Dude, if you enjoy WoW but cant afford the $15 a month then download Allods Online! Get this game more popular! It is 90% exactly like WoW and it's 100% free to play 

If you end up joining the game pm me, i'm on empire and need some niggas to quest with


----------



## sunni (Jan 27, 2013)

I wouldn't go as far to say its exactly like wow....and its not more popular


----------



## Xrangex (Jan 27, 2013)

sunni said:


> I wouldn't go as far to say its exactly like wow....and its not more popular


I mean after awhile it becomes it's own game and you forget about the similarites, but you gotta admit it's ALOT like WoW. the interface is almost exactly the same. and im not saying its more popular im saying i want more people to play so it gets more popular. its an amazing f2p game and deserves more attention you play?


----------



## sunni (Jan 28, 2013)

Xrangex said:


> I mean after awhile it becomes it's own game and you forget about the similarites, but you gotta admit it's ALOT like WoW. the interface is almost exactly the same. and im not saying its more popular im saying i want more people to play so it gets more popular. its an amazing f2p game and deserves more attention you play?

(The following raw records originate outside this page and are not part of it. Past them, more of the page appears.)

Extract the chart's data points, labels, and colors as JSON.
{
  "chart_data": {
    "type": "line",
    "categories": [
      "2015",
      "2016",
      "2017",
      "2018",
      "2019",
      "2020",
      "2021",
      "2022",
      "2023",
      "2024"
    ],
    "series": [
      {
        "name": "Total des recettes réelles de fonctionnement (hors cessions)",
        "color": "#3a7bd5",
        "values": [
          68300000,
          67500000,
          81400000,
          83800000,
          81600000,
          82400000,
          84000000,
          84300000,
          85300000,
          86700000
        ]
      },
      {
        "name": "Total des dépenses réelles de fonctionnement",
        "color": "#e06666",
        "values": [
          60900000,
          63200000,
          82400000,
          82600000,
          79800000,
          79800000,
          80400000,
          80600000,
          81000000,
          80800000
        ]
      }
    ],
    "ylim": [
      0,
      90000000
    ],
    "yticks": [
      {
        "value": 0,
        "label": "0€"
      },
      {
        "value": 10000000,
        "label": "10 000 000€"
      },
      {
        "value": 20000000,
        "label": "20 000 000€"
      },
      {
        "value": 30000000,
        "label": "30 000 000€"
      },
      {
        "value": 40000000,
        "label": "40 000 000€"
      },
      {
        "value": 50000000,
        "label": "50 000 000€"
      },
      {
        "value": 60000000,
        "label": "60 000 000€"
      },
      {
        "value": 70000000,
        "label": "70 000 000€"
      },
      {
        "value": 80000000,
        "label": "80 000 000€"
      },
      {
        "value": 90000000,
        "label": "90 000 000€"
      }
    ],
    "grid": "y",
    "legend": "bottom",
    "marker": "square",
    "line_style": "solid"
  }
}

while the game has amazing aesthetic purposes, I didn't really like it, I generally don't like games that are "FREE" to play but have a cash shop in them I don't like the idea of others getting special privileges because they used real money , when it's marketed as a free to play game because as a user I would be obviously playing for the sole purpose it is free to play or I would pay for wow as a user. And while the game has been out for a few years now I played when it first came out, I didn't too much like their customer support, or their questing , the questing I found to be terrible, and apparently after reading /hearing things I wasn't the only one to complain about it. Ontop of that the small player population makes the game, harder to find buddies to quest or do dungeons, ect, . The game however does set a standard for F2P MMORPGS, and hopefully the Dev's will create and change and make the game better as time goes on, for me it wasn't my cup of tea. 
Hopefully someone will play with you though ! ^_^


----------



## Snowed (Feb 10, 2013)

I havn't really played those games too much but I think i Tried allods with a buddy back in the day.. might hop on and give it a shot if i can get around to downloadin it


----------



## fookey (Feb 19, 2013)

I was in beta, I thought it was alright. Played some a year after release and felt the same. I also felt the same way when WoW went F2P for the first 10 levels or whatever. I kinda got out of MMOs after SWG (2 years strong 2-3 accounts @ 15 a month) went NGE and ruined my tailor/BE class (Jenkey on Ahazi) and pre-CU Jedi. 

There were a couple MMOs I was interested in but kinda failed in my book. I tried getting into SWToR but that was also a no go for me, now that it is F2P I'll check in every once in a while.

Glad you found an MMO that you enjoy! wish I had the same luck. Just seems like I am growing out of the gaming stage.


----------